Howard L. Pearl August 20, 2012 at 02:45 PM
To Matt: The expanded Medicaid program will have only minor effects on reducing “charity care”. (Some states are even refusing the Medicaid changes because it allows too much federal control.) More importantly, “charity care” will not be reduced, simply the reimbursements. Hospitals will have to find a way to compensate for the losses, most probably with staff reductions. Insurance premiums are “sky-high”; insurance companies are bloodsuckers; that needs to be addressed. FYI: my organization helps all those people in need that you are talking about; so if I am heartless, I am in the wrong profession. My problem is with those that take advantage of the system. Government involvement is the major problem; they add new dimension to incompetence when running any program. (Two out of the last three times that I went to the DMV, the computer systems were down and everyone was told to come back another day.) Note: Sally’s comments regarding Pascack Valley Hosp. are her opinion and may be valid from her experience. It does not change the fact the fiscal ineptitude drove the hospital under and created a health care vacuum for towns in upper Bergen County.
William Mays August 20, 2012 at 05:12 PM
Affordable healthcare is not socialism. I agree with you that people who don't want to work should not receive food stamps or welfare. What do you suggest we do with illegal immigrants when they get into hospitals? Let them die?
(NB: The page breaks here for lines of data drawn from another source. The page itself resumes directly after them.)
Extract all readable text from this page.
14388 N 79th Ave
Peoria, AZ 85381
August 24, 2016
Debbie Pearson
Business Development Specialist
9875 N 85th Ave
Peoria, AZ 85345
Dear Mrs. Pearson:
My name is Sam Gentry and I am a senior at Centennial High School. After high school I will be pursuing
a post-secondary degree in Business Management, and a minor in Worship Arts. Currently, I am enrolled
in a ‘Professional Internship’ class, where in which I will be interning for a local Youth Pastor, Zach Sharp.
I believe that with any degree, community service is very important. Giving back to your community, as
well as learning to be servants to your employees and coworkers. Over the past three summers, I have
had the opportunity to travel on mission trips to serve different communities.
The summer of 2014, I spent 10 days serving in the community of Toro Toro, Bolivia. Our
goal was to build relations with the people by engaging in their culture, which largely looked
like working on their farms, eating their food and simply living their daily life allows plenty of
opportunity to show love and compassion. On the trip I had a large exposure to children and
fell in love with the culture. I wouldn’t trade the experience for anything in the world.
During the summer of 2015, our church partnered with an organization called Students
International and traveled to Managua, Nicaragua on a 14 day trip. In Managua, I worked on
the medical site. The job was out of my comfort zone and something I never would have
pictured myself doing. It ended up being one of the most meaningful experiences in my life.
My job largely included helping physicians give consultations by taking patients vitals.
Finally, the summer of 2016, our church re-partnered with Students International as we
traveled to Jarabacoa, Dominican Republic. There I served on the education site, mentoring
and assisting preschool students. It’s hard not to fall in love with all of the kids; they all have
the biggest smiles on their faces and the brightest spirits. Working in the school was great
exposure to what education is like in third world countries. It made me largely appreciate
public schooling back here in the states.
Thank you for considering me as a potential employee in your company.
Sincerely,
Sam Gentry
Howard L. Pearl August 20, 2012 at 07:40 PM
Affordable health care is not free health care. We all want a system that works; the current one is badly broken. As for what to do with "illegal immigrants" who need health care, my suggestion is that they be required to pay something, so they understand that there are costs involved. If major health care is required, our tax dollars should not be covering it. I heard of one hospital that found an interesting solution for an individual who was over 65 who needed nursing home care. The hospital supposedly paid air fare to fly him back to his native country so his relatives could care for him. Humane and effective.
Glenn M. Muller August 21, 2012 at 03:01 AM
They fought hard to keep HUMC-North from opening. Karma is catching up with them.